The name Sun is not pronounced like the shiny thing Sun in the sky, but either as "swin" like 学生 said (if you like to labialize the sibilant) or like "soon", but with a shorter vowel - like "so(o)n" or "son", but then some people pronounce that word like "san" which is not like 孙 anymore, but more like 三, which is number three. Pliiz samwan riform Inglish orthographi.


----------



## Xue Sheng (Jan 4, 2019)

All my pronunciations are those of a Beijingren (Běijīngrén 北京人) that is what I hear at home.


----------



## VPT (Jan 8, 2019)

Xue Sheng said:


> All my pronunciations are those of a Beijingren (Běijīngrén 北京人) that is what I hear at home.



I spent an exchange semester in Shanghai. I never managed to comprehend a single thing they ever talked to me in Mandarin, not to mention the local variety of Wu (pun not intended, but not avoided either) Chinese. Only when I went to Beijing for Christmas the skies opened and suddenly I comprehended everything. (Unfortunately the sky opened only for a day, then the smog got back again...) The same thing happened to me in Taiwan, all of the sounds came out so nice and clear. "Tsii le maaa?"  

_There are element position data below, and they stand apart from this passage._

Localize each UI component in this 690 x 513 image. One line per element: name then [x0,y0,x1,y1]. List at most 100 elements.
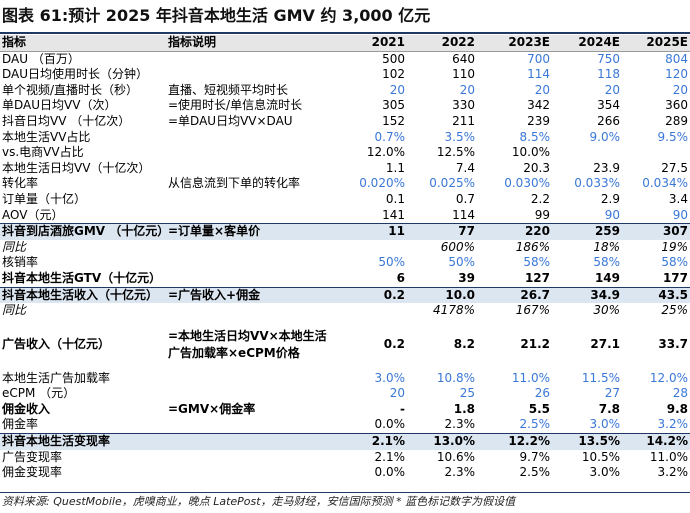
value-cell: 120 [665,67,688,82]
row-label: 同比 [2,239,27,254]
value-cell: 58% [523,255,550,270]
value-cell: 3.4 [668,191,688,206]
value-cell: 114 [452,207,475,222]
value-cell: 2.3% [444,465,476,480]
row-label: 抖音日均VV （十亿次） [2,113,131,128]
value-cell: 0.2 [383,337,405,352]
value-cell: 640 [452,51,475,66]
value-cell: 2.3% [444,417,476,432]
value-cell: 3.2% [657,417,689,432]
value-cell: 39 [458,270,475,285]
value-cell: 3.2% [657,465,689,480]
header-indicator: 指标 [0,35,166,52]
value-cell: 12.0% [649,370,688,385]
value-cell: 141 [382,207,405,222]
row-description [166,130,334,146]
row-label: 单DAU日均VV（次） [2,98,117,113]
value-cell: 2.9 [600,191,620,206]
row-description [166,208,334,224]
value-cell: 3.5% [444,129,476,144]
row-label: 佣金率 [2,417,39,432]
header-description: 指标说明 [166,35,334,52]
table-row: AOV（元） 141 114 99 90 90 [0,208,690,224]
value-cell: 211 [452,113,475,128]
row-label: 抖音本地生活收入（十亿元） [0,287,166,304]
value-cell: 0.030% [504,176,550,191]
value-cell: 23.9 [593,160,620,175]
value-cell: 305 [382,98,405,113]
header-2025e: 2025E [622,35,690,52]
value-cell: 149 [594,270,620,285]
row-description: =GMV×佣金率 [168,401,256,416]
row-description [166,450,334,466]
row-label: 本地生活VV占比 [2,129,91,144]
value-cell: 9.0% [589,129,621,144]
value-cell: 28 [672,386,688,401]
row-description [166,51,334,67]
table-row: vs.电商VV占比 12.0% 12.5% 10.0% [0,145,690,161]
value-cell: 10.0% [511,145,550,160]
header-2023e: 2023E [477,35,552,52]
table-row: DAU （百万） 500 640 700 750 804 [0,51,690,67]
value-cell: 0.034% [642,176,688,191]
value-cell: 14.2% [622,433,690,450]
value-cell: 20 [389,82,405,97]
value-cell: 25 [459,386,475,401]
value-cell: 8.2 [453,337,475,352]
value-cell: 7.4 [455,160,475,175]
value-cell: 0.7% [374,129,406,144]
value-cell: 12.2% [477,433,552,450]
value-cell: 12.5% [436,145,475,160]
value-cell: 13.5% [552,433,622,450]
row-description [166,417,334,433]
value-cell: 500 [382,51,405,66]
row-label: DAU日均使用时长（分钟） [2,67,149,82]
table-row: 佣金收入 =GMV×佣金率 - 1.8 5.5 7.8 9.8 [0,402,690,418]
value-cell: 2.1% [374,449,406,464]
forecast-table: 指标 指标说明 2021 2022 2023E 2024E 2025E DAU … [0,35,690,481]
source-footnote: 资料来源: QuestMobile，虎嗅商业，晚点 LatePost，走马财经，… [2,495,516,508]
value-cell: 750 [597,51,620,66]
value-cell: 10.6% [436,449,475,464]
row-label: 本地生活广告加载率 [2,370,111,385]
value-cell: 0.025% [429,176,475,191]
row-label: 抖音本地生活变现率 [0,433,166,450]
value-cell: 0.033% [574,176,620,191]
value-cell: 58% [661,255,688,270]
table-row: 同比 4178% 167% 30% 25% [0,303,690,319]
row-description [166,145,334,161]
value-cell: 26 [534,386,550,401]
table-row: DAU日均使用时长（分钟） 102 110 114 118 120 [0,67,690,83]
row-description [166,161,334,177]
value-cell: 11.0% [649,449,688,464]
table-row: 本地生活广告加载率 3.0% 10.8% 11.0% 11.5% 12.0% [0,371,690,387]
figure-title: 图表 61:预计 2025 年抖音本地生活 GMV 约 3,000 亿元 [2,6,431,25]
row-label: AOV（元） [2,207,64,222]
row-label: vs.电商VV占比 [2,145,84,160]
row-description [166,255,334,271]
value-cell: 600% [440,239,475,254]
row-label: 订单量（十亿） [2,191,87,206]
value-cell: 2.5% [519,465,551,480]
row-description: 从信息流到下单的转化率 [168,176,301,191]
value-cell: 10.8% [436,370,475,385]
top-rule [0,32,690,34]
value-cell: 11.5% [581,370,620,385]
row-description [166,433,334,450]
value-cell: 11 [334,223,407,240]
bottom-rule [0,492,690,493]
value-cell: 307 [622,223,690,240]
row-description: =本地生活日均VV×本地生活广告加载率×eCPM价格 [168,328,327,360]
value-cell: 99 [534,207,550,222]
row-description: =广告收入+佣金 [166,287,334,304]
value-cell: 27 [604,386,620,401]
value-cell: 30% [593,303,620,318]
row-description [166,271,334,287]
row-label: 抖音本地生活GTV（十亿元） [2,270,162,285]
value-cell: 7.8 [598,401,620,416]
value-cell: 20 [672,82,688,97]
value-cell: 0.0% [374,417,406,432]
value-cell: 19% [661,239,688,254]
table-row: 单DAU日均VV（次） =使用时长/单信息流时长 305 330 342 354 360 [0,98,690,114]
value-cell [334,240,407,256]
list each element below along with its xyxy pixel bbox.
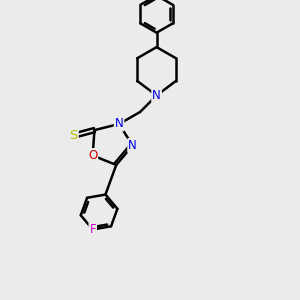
Text: N: N: [152, 89, 161, 102]
Text: F: F: [89, 223, 96, 236]
Text: N: N: [128, 139, 137, 152]
Text: N: N: [115, 118, 124, 130]
Text: S: S: [69, 129, 78, 142]
Text: O: O: [88, 149, 97, 162]
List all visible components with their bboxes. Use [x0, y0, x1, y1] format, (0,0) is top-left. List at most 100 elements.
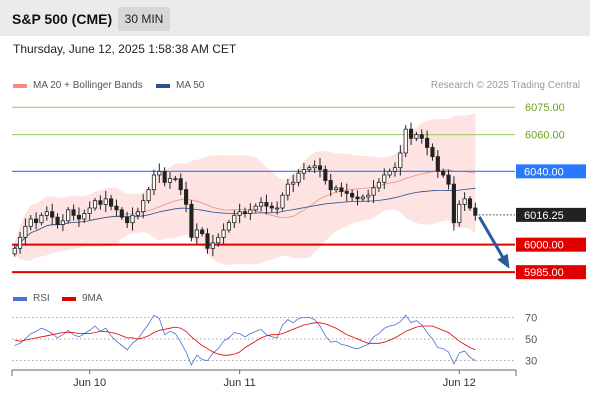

The Beijing accent is the basis of the official pronunciation of Mandarin (but not of the grammar necessarily) with its three-way distribution of places of articulation for fricatives and affricates; a feature which does not necessarily appear in all dialects. There's also rhotic codas aplenty which are otherwise not present in other variants of Mandarin; especially the more masculine and working-class sociolects of Beijingese can be infuriatingly (or enchantingly) muddled, it's like a pirate eating a too hot steamed bun. I just love that manly murmuring.


----------



## Xue Sheng (Jan 8, 2019)

VPT said:


> I spent an exchange semester in Shanghai. I never managed to comprehend a single thing they ever talked to me in Mandarin, not to mention the local variety of Wu (pun not intended, but not avoided either) Chinese. Only when I went to Beijing for Christmas the skies opened and suddenly I comprehended everything. (Unfortunately the sky opened only for a day, then the smog got back again...) The same thing happened to me in Taiwan, all of the sounds came out so nice and clear. "Tsii le maaa?"
> 
> The Beijing accent is the basis of the official pronunciation of Mandarin (but not of the grammar necessarily) with its three-way distribution of places of articulation for fricatives and affricates; a feature which does not necessarily appear in all dialects. There's also rhotic codas aplenty which are otherwise not present in other variants of Mandarin; especially the more masculine and working-class sociolects of Beijingese can be infuriatingly (or enchantingly) muddled, it's like a pirate eating a too hot steamed bun. I just love that manly murmuring.



My mandarin is awful, but my pronunciation got better in Beijing when I started watching them talk. Their mouths hardly move and a whole lot of sound comes out. When I did the same, they actually started understanding me


----------



## Gerry Seymour (Jan 8, 2019)

Xue Sheng said:


> My mandarin is awful, but my pronunciation got better in Beijing when I started watching them talk. Their mouths hardly move and a whole lot of sound comes out. When I did the same, they actually started understanding me


Man, Southerners in the US should be naturals at speaking Mandarin.